El pecho marcado, el cabello recién crecido, los ojos limpios de llanto: todo en ella era una forma nueva de hermosura.

 -Mario -susurró-, gracias por vivir, las flores que más amo son las que vuelven a abrirse después del invierno. No olvides que El amor todo lo sufre, todo lo cree, todo lo espera, todo lo soporta”

 Gema cerró los ojos, respiró hondo y comprendió, al fin, que también el amor -como las flores- sabe renacer de su propia herida.

 Esa noche, Gema soñó con un río claro que corría desde una montaña dorada. En la orilla, sus hijos la esperaban riendo. Cuando despertó, comprendió que no había soñado: era la vida, regresando, suave, sin prisa.

 Pasaron los meses. Las fuerzas regresaron despacio, en oleadas. El médico confirmó lo que ella ya intuía: remisión completa.

 -Podemos decir que está curada -dijo con una sonrisa contenida.

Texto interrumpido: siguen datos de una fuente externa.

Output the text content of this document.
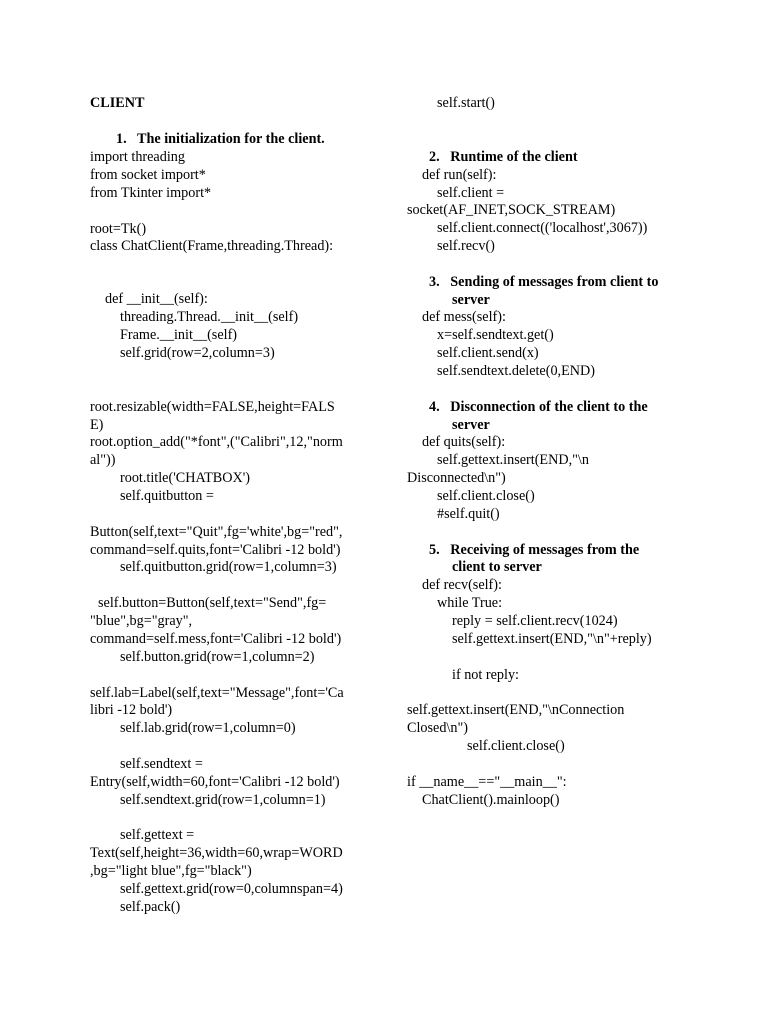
CLIENT
1.   The initialization for the client.
import threading
from socket import*
from Tkinter import*
root=Tk()
class ChatClient(Frame,threading.Thread):
def __init__(self):
threading.Thread.__init__(self)
Frame.__init__(self)
self.grid(row=2,column=3)
root.resizable(width=FALSE,height=FALS
E)
root.option_add("*font",("Calibri",12,"norm
al"))
root.title('CHATBOX')
self.quitbutton =
Button(self,text="Quit",fg='white',bg="red",
command=self.quits,font='Calibri -12 bold')
self.quitbutton.grid(row=1,column=3)
self.button=Button(self,text="Send",fg=
"blue",bg="gray",
command=self.mess,font='Calibri -12 bold')
self.button.grid(row=1,column=2)
self.lab=Label(self,text="Message",font='Ca
libri -12 bold')
self.lab.grid(row=1,column=0)
self.sendtext =
Entry(self,width=60,font='Calibri -12 bold')
self.sendtext.grid(row=1,column=1)
self.gettext =
Text(self,height=36,width=60,wrap=WORD
,bg="light blue",fg="black")
self.gettext.grid(row=0,columnspan=4)
self.pack()
self.start()
2.   Runtime of the client
def run(self):
self.client =
socket(AF_INET,SOCK_STREAM)
self.client.connect(('localhost',3067))
self.recv()
3.   Sending of messages from client to
server
def mess(self):
x=self.sendtext.get()
self.client.send(x)
self.sendtext.delete(0,END)
4.   Disconnection of the client to the
server
def quits(self):
self.gettext.insert(END,"\n
Disconnected\n")
self.client.close()
#self.quit()
5.   Receiving of messages from the
client to server
def recv(self):
while True:
reply = self.client.recv(1024)
self.gettext.insert(END,"\n"+reply)
if not reply:
self.gettext.insert(END,"\nConnection
Closed\n")
self.client.close()
if __name__=="__main__":
ChatClient().mainloop()
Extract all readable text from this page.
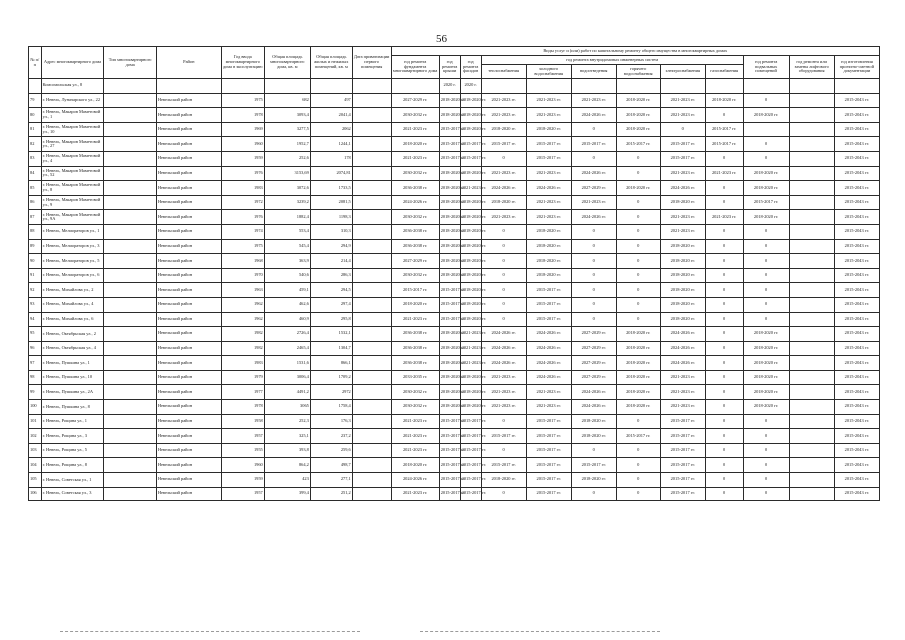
56
№ п/п	Адрес многоквартирного дома	Тип многоквартирного дома	Район	Год ввода многоквартирного дома в эксплуатацию	Общая площадь многоквартирного дома, кв. м	Общая площадь жилых и нежилых помещений, кв. м	Дата приватизации первого помещения	Виды услуг и (или) работ по капитальному ремонту общего имущества в многоквартирных домах											
								год ремонта фундамента многоквартирного дома	год ремонта крыши	год ремонта фасадов	год ремонта внутридомовых инженерных систем						год ремонта подвальных помещений	год ремонта или замены лифтового оборудования	год изготовления проектно-сметной документации
											теплоснабжения	холодного водоснабжения	водоотведения	горячего водоснабжения	электроснабжения	газоснабжения			
	Комсомольская ул., 8								2020 г.	2020 г.									
79	г. Невель, Луначарского ул., 22		Невельский район	1975	682	497		2027-2029 гг.	2018-2020 гг.	2018-2020 гг.	2021-2023 гг.	2021-2023 гг.	2021-2023 гг.	2018-2020 гг.	2021-2023 гг.	2018-2020 гг.	0		2015-2043 гг.
80	г. Невель, Макаров Маметовой ул., 1		Невельский район	1978	3093,4	2041,4		2030-2032 гг.	2018-2020 гг.	2018-2020 гг.	2021-2023 гг.	2021-2023 гг.	2024-2026 гг.	2018-2020 гг.	2021-2023 гг.	0	2018-2020 гг.		2015-2043 гг.
81	г. Невель, Макаров Маметовой ул., 10		Невельский район	1969	3277,5	2062		2021-2023 гг.	2015-2017 гг.	2018-2020 гг.	2018-2020 гг.	2018-2020 гг.	0	2018-2020 гг.	0	2015-2017 гг.			2015-2043 гг.
82	г. Невель, Макаров Маметовой ул., 27		Невельский район	1960	1952,7	1244,1		2018-2020 гг.	2015-2017 гг.	2015-2017 гг.	2015-2017 гг.	2015-2017 гг.	2015-2017 гг.	2015-2017 гг.	2015-2017 гг.	2015-2017 гг.	0		2015-2043 гг.
83	г. Невель, Макаров Маметовой ул., 4		Невельский район	1959	252,6	178		2021-2023 гг.	2015-2017 гг.	2015-2017 гг.	0	2015-2017 гг.	0	0	2015-2017 гг.	0	0		2015-2043 гг.
84	г. Невель, Макаров Маметовой ул., 52		Невельский район	1976	3153,69	2074,81		2030-2032 гг.	2018-2020 гг.	2018-2020 гг.	2021-2023 гг.	2021-2023 гг.	2024-2026 гг.	0	2021-2023 гг.	2021-2023 гг.	2018-2020 гг.		2015-2043 гг.
85	г. Невель, Макаров Маметовой ул., 8		Невельский район	1983	3072,6	1733,5		2036-2038 гг.	2018-2020 гг.	2021-2023 гг.	2024-2026 гг.	2024-2026 гг.	2027-2029 гг.	2018-2020 гг.	2024-2026 гг.	0	2018-2020 гг.		2015-2043 гг.
86	г. Невель, Макаров Маметовой ул., 9		Невельский район	1972	3239,2	2081,5		2024-2026 гг.	2018-2020 гг.	2018-2020 гг.	2018-2020 гг.	2021-2023 гг.	2021-2023 гг.	0	2018-2020 гг.	0	2015-2017 гг.		2015-2043 гг.
87	г. Невель, Макаров Маметовой ул., 9А		Невельский район	1976	1882,4	1198,3		2030-2032 гг.	2018-2020 гг.	2018-2020 гг.	2021-2023 гг.	2021-2023 гг.	2024-2026 гг.	0	2021-2023 гг.	2021-2023 гг.	2018-2020 гг.		2015-2043 гг.
88	г. Невель, Мелиораторов ул., 1		Невельский район	1974	553,4	310,3		2036-2038 гг.	2018-2020 гг.	2018-2020 гг.	0	2018-2020 гг.	0	0	2021-2023 гг.	0	0		2015-2043 гг.
89	г. Невель, Мелиораторов ул., 3		Невельский район	1975	545,4	294,9		2036-2038 гг.	2018-2020 гг.	2018-2020 гг.	0	2018-2020 гг.	0	0	2018-2020 гг.	0	0		2015-2043 гг.
90	г. Невель, Мелиораторов ул., 5		Невельский район	1968	363,9	214,4		2027-2029 гг.	2018-2020 гг.	2018-2020 гг.	0	2018-2020 гг.	0	0	2018-2020 гг.	0	0		2015-2043 гг.
91	г. Невель, Мелиораторов ул., 6		Невельский район	1970	540,6	286,3		2030-2032 гг.	2018-2020 гг.	2018-2020 гг.	0	2018-2020 гг.	0	0	2018-2020 гг.	0	0		2015-2043 гг.
92	г. Невель, Михайлова ул., 2		Невельский район	1963	459,1	294,5		2015-2017 гг.	2015-2017 гг.	2018-2020 гг.	0	2015-2017 гг.	0	0	2018-2020 гг.	0	0		2015-2043 гг.
93	г. Невель, Михайлова ул., 4		Невельский район	1962	462,6	297,4		2018-2020 гг.	2015-2017 гг.	2018-2020 гг.	0	2015-2017 гг.	0	0	2018-2020 гг.	0	0		2015-2043 гг.
94	г. Невель, Михайлова ул., 6		Невельский район	1962	460,9	295,8		2021-2023 гг.	2015-2017 гг.	2018-2020 гг.	0	2015-2017 гг.	0	0	2018-2020 гг.	0	0		2015-2043 гг.
95	г. Невель, Октябрьская ул., 2		Невельский район	1982	2726,4	1532,1		2036-2038 гг.	2018-2020 гг.	2021-2023 гг.	2024-2026 гг.	2024-2026 гг.	2027-2029 гг.	2018-2020 гг.	2024-2026 гг.	0	2018-2020 гг.		2015-2043 гг.
96	г. Невель, Октябрьская ул., 4		Невельский район	1982	2465,4	1304,7		2036-2038 гг.	2018-2020 гг.	2021-2023 гг.	2024-2026 гг.	2024-2026 гг.	2027-2029 гг.	2018-2020 гг.	2024-2026 гг.	0	2018-2020 гг.		2015-2043 гг.
97	г. Невель, Пушкина ул., 1		Невельский район	1983	1531,6	866,1		2036-2038 гг.	2018-2020 гг.	2021-2023 гг.	2024-2026 гг.	2024-2026 гг.	2027-2029 гг.	2018-2020 гг.	2024-2026 гг.	0	2018-2020 гг.		2015-2043 гг.
98	г. Невель, Пушкина ул., 10		Невельский район	1979	3006,4	1709,2		2033-2035 гг.	2018-2020 гг.	2018-2020 гг.	2021-2023 гг.	2024-2026 гг.	2027-2029 гг.	2018-2020 гг.	2021-2023 гг.	0	2018-2020 гг.		2015-2043 гг.
99	г. Невель, Пушкина ул., 2А		Невельский район	1977	4491,2	2972		2030-2032 гг.	2018-2020 гг.	2018-2020 гг.	2021-2023 гг.	2021-2023 гг.	2024-2026 гг.	2018-2020 гг.	2021-2023 гг.	0	2018-2020 гг.		2015-2043 гг.
100	г. Невель, Пушкина ул., 8		Невельский район	1978	3065	1758,4		2030-2032 гг.	2018-2020 гг.	2018-2020 гг.	2021-2023 гг.	2021-2023 гг.	2024-2026 гг.	2018-2020 гг.	2021-2023 гг.	0	2018-2020 гг.		2015-2043 гг.
101	г. Невель, Рощина ул., 1		Невельский район	1958	252,3	176,3		2021-2023 гг.	2015-2017 гг.	2015-2017 гг.	0	2015-2017 гг.	2018-2020 гг.	0	2015-2017 гг.	0	0		2015-2043 гг.
102	г. Невель, Рощина ул., 3		Невельский район	1957	325,1	237,2		2021-2023 гг.	2015-2017 гг.	2015-2017 гг.	2015-2017 гг.	2015-2017 гг.	2018-2020 гг.	2015-2017 гг.	2015-2017 гг.	0	0		2015-2043 гг.
103	г. Невель, Рощина ул., 5		Невельский район	1955	393,8	259,6		2021-2023 гг.	2015-2017 гг.	2015-2017 гг.	0	2015-2017 гг.	0	0	2015-2017 гг.	0	0		2015-2043 гг.
104	г. Невель, Рощина ул., 8		Невельский район	1960	864,2	498,7		2018-2020 гг.	2015-2017 гг.	2015-2017 гг.	2015-2017 гг.	2015-2017 гг.	2015-2017 гг.	0	2015-2017 гг.	0	0		2015-2043 гг.
105	г. Невель, Советская ул., 1		Невельский район	1959	423	277,1		2024-2026 гг.	2015-2017 гг.	2015-2017 гг.	2018-2020 гг.	2015-2017 гг.	2018-2020 гг.	0	2015-2017 гг.	0	0		2015-2043 гг.
106	г. Невель, Советская ул., 3		Невельский район	1957	399,4	251,2		2021-2023 гг.	2015-2017 гг.	2015-2017 гг.	0	2015-2017 гг.	0	0	2015-2017 гг.	0	0		2015-2043 гг.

 Gema no lloró. Solo inclinó la cabeza y dijo: - “He peleado la buena batalla, he acabado la carrera, he guardado la fe”.

 Esa noche, mientras la casa dormía, salió al jardín y alzó las manos al cielo. Las estrellas titilaban como promesas. -Gracias, Señor -susurró-. “Tú cambiaste mi lamento en danza; me ceñiste de alegría”. Y en el silencio de la noche, sintió que la vida, con su pulso renovado, comenzaba de nuevo.